Local First Nations Artist Recognised with Prestigious Award

Russell Smith
Russell Smith

Russell Smith has a quiet but commanding presence and when he takes to the stage, with his boomerang in hand, it can feel like the audience are collectively holding their breath waiting for that first deep vibration.

The Pitjantjatjara man and Tamborine Mountain local has a passion for music and his long-standing achievements in the music world have been recognised by the South Australian Music Hall of Fame.

In November Russell, or Rusty as he’s affectionately known, was inducted into the Hall of Fame recognising his standing in the music industry.

Hailing from the Umeewarra Mission in Port Augusta, Rusty was part of the stolen generation and having his induction take place at the Umeewarra Downtown Festival was an emotional experience.
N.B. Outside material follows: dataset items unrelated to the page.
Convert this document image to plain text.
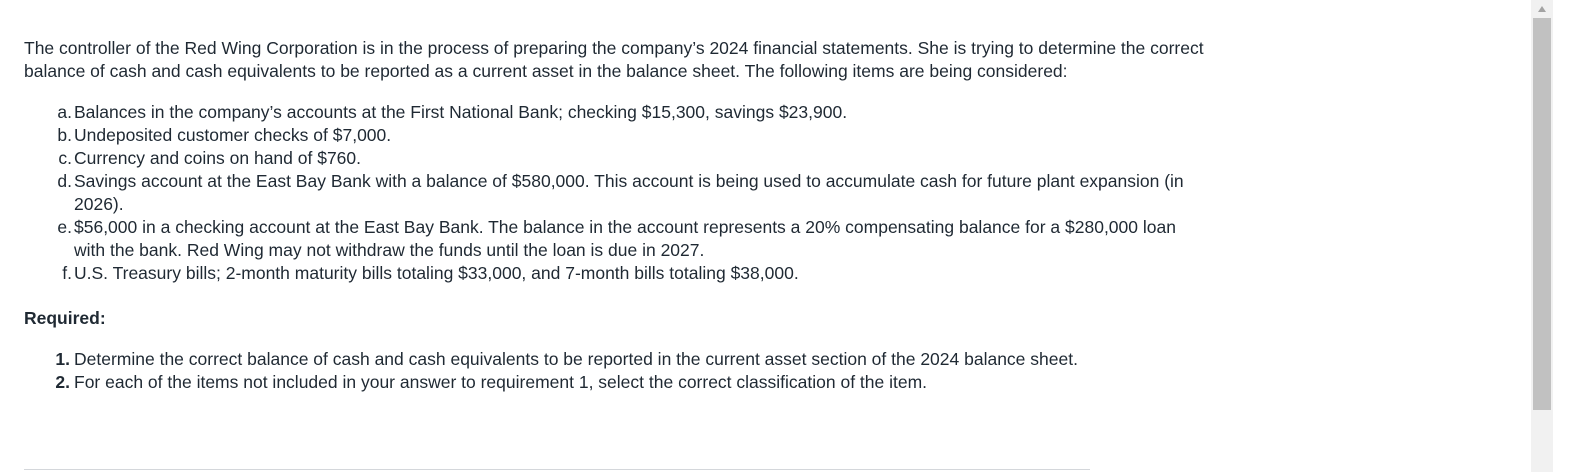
The controller of the Red Wing Corporation is in the process of preparing the company’s 2024 financial statements. She is trying to determine the correct balance of cash and cash equivalents to be reported as a current asset in the balance sheet. The following items are being considered:

a. Balances in the company’s accounts at the First National Bank; checking $15,300, savings $23,900.
b. Undeposited customer checks of $7,000.
c. Currency and coins on hand of $760.
d. Savings account at the East Bay Bank with a balance of $580,000. This account is being used to accumulate cash for future plant expansion (in 2026).
e. $56,000 in a checking account at the East Bay Bank. The balance in the account represents a 20% compensating balance for a $280,000 loan with the bank. Red Wing may not withdraw the funds until the loan is due in 2027.
f. U.S. Treasury bills; 2-month maturity bills totaling $33,000, and 7-month bills totaling $38,000.

Required:

1. Determine the correct balance of cash and cash equivalents to be reported in the current asset section of the 2024 balance sheet.
2. For each of the items not included in your answer to requirement 1, select the correct classification of the item.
He is the fourth First Nation’s artist to be inducted following in the footsteps of the late Archie Roach AC, the late Ruby Hunter and band No Fixed Address.

Through his music he has travelled the land and around the world, playing alongside Tommy Emmanuel, the legendary Sixto Rodriguez, and with international composers Peter Sculthorpe and Rupert Gregson-Williams. 

Russell recently played yidaki for Ms Graca Machel, former First Lady of both Mozambique and South Africa. Russell had also played for Ms Machel’s husband the late Nelson Mandela, as well as Xanana Gusmao and Muhammed Ali.

In 1996 he founded the First Nations indie-rock band Brolga and is one of the classical trio in Manta pairing the yidaki with the guitar and cello to create an ethereal sound.

Russell said he was incredibly honoured to stand alongside renowned artists such as Cold Chisel, The Masters Apprentices and the Little River Band.

“It’s been a good, long hard 30 years working in the industry and being inducted into it is very important,” Russell said.

“Paul Kelly was inducted the week before me.”

“There are not many Aboriginal artists inducted into the Hall of Fame. Archie Roach was the first and I’m the fourth.”

Chair of the AMC South Australia Music Hall of Fame, Dr Enrico Morena said Russell acts a role model for all South Australians and shows what can be achieved as an individual and for the greater First Nations community.

Russell has a passion for supporting emerging artists, particularly other First Nations artists and believed receiving this accolade would inspire others to follow in his footsteps.

Recently he has been bringing diverse local musicians to the library for a series of concerts called Stories and Songs which have been hugely successful.

“It’s important to give back to the community and share the young artists’ stories.”

In 2022 he brought Paul Kelly to the mountain for Rockin’ the Rainforest at Tamborine Mountain State School.